Thanks for the good vibes and enthusiasm about the forthcoming It’s Immaterial reissue (more here). To recap, the British ‘indie-pop’ band’s (a loose description) first album, Life’s Hard And Then You Die – they thought ‘life’s a bitch’ was too vulgar – is being reissued as a two-CD 30th anniversary deluxe edition in July. I’ve put this together for Universal’s Caroline International imprint, hence the shameless promotion on SDE :)
To give you an insight into the process, I put forward the suggestion back in May last year and after it was agreed in principle, the full track listing was submitted around July time. It took over six months for this to be fully cleared for release and it wasn’t until Jan/Feb 2016 that we could finally get on with getting tapes baked, transferred, remastered and get going on the design and artwork.

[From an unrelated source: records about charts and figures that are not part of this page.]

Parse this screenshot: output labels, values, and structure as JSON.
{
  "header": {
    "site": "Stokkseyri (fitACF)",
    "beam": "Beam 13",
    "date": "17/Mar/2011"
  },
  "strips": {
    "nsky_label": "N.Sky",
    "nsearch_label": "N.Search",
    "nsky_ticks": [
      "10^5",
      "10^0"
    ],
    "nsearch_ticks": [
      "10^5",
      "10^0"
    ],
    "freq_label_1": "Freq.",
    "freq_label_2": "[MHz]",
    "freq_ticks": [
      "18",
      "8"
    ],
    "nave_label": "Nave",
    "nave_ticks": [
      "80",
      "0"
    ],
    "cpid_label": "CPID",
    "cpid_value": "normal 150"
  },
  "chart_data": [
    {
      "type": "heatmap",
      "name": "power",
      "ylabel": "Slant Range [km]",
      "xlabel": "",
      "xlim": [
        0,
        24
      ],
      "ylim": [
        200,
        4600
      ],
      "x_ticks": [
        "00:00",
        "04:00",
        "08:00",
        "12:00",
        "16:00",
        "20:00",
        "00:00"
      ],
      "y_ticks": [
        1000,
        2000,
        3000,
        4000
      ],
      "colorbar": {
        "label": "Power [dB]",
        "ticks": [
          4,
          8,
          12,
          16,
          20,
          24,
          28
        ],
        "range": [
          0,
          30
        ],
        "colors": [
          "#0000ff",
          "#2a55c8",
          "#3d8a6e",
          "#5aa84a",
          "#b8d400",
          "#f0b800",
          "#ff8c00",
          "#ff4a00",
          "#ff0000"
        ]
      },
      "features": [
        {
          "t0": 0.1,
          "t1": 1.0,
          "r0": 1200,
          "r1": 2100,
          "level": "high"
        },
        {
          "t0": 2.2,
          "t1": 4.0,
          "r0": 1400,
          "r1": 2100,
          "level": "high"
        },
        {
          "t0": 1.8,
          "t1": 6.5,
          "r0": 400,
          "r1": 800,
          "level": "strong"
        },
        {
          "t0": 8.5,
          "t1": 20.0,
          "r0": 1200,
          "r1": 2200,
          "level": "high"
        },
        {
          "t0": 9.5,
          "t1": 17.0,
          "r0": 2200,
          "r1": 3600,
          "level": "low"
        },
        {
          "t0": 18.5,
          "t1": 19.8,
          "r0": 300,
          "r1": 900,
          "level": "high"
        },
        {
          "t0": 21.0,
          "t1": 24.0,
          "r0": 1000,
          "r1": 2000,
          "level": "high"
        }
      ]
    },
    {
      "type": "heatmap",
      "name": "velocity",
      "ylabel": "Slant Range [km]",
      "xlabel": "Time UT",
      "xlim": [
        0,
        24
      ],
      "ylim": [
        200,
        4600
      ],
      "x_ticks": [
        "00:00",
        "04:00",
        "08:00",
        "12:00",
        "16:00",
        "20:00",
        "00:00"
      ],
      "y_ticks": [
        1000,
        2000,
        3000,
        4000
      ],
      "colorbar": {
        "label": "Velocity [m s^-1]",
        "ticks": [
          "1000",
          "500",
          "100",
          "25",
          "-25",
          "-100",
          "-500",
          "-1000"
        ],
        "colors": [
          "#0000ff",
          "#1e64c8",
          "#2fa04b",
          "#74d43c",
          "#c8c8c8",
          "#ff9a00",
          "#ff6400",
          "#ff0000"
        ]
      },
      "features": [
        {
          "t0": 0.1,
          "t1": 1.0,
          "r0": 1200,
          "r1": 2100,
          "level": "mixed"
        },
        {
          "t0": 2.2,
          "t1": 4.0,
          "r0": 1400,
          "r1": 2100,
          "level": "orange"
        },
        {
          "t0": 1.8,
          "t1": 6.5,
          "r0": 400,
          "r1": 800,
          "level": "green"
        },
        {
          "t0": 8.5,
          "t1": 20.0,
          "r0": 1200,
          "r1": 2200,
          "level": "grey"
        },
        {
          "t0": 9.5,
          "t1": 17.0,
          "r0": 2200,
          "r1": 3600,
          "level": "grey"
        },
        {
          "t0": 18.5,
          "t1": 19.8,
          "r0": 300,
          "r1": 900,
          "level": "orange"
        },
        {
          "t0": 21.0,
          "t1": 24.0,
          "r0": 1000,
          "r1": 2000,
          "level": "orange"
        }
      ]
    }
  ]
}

I went up to Liverpool in March this year to meet up with frontman John Campbell. We had lunch and I interviewed him about the album, some of which is included in the booklet. He then gave me a mini-tour of Liverpool city centre, which was lovely since, shamefully, I’d never been the city. John still sees Jarvis Whitehead regularly and he actually ‘interviewed’ his friend about the album. Quotes from this conversation are featured in the booklet.
Finally, I popped down to Battersea late in the same month to rack the brain of producer Dave Bascombe who has fond memories of working on the record and some interesting and amusing insights into the recording process and working with the musicians, one of whom was octogenarian banjo player Tarrant Bailey Jnr (“This bloke had never been in a studio. He didn’t know what headphones were”).
I’ll be revealing the track listing exclusively to those on the It’s Immaterial mailing list next week, so if you haven’t already do sign up. And don’t forget about the competition.
Richard Ashcroft does very well and nabs the number one position on this week’s UK physical album charts with his fourth solo album These People. Meanwhile Eric Clapton‘s I Still Do enters at number four (one behind Bob Dylan‘s Fallen Angels). Not bad at all, considering the two deluxe editions are hard to get hold of outside North America/Canada and they’re not even released until early June.
Parlophone’s reissue of David Bowie‘s CHANGESONEBOWIE is new at number 17. One wonders how much their ploy of issuing this on ‘random’ vinyl (black and clear) helped increase sales. It also came out on CD too, although curiously in the USA that is packaged in a jewel case, whereas in the UK/Europe it comes as a little gatefold card wallet. If you want a close look at the vinyl, check out this SDEtv ‘unboxing’ video.
Sony’s 20th anniversary reissue of the Manic Street Preachers Everything Must Go album debuts appropriately at number 20 (video here) while the pricer, but frankly better, box set of Adam and the Ants‘ Kings of the Wild Frontier lags a little bit behind at number 37 (watch the video).
Finally BMG’s Associates reissues are represented by the band’s commercial breakthrough Sulk, which slots in at a creditable number 55.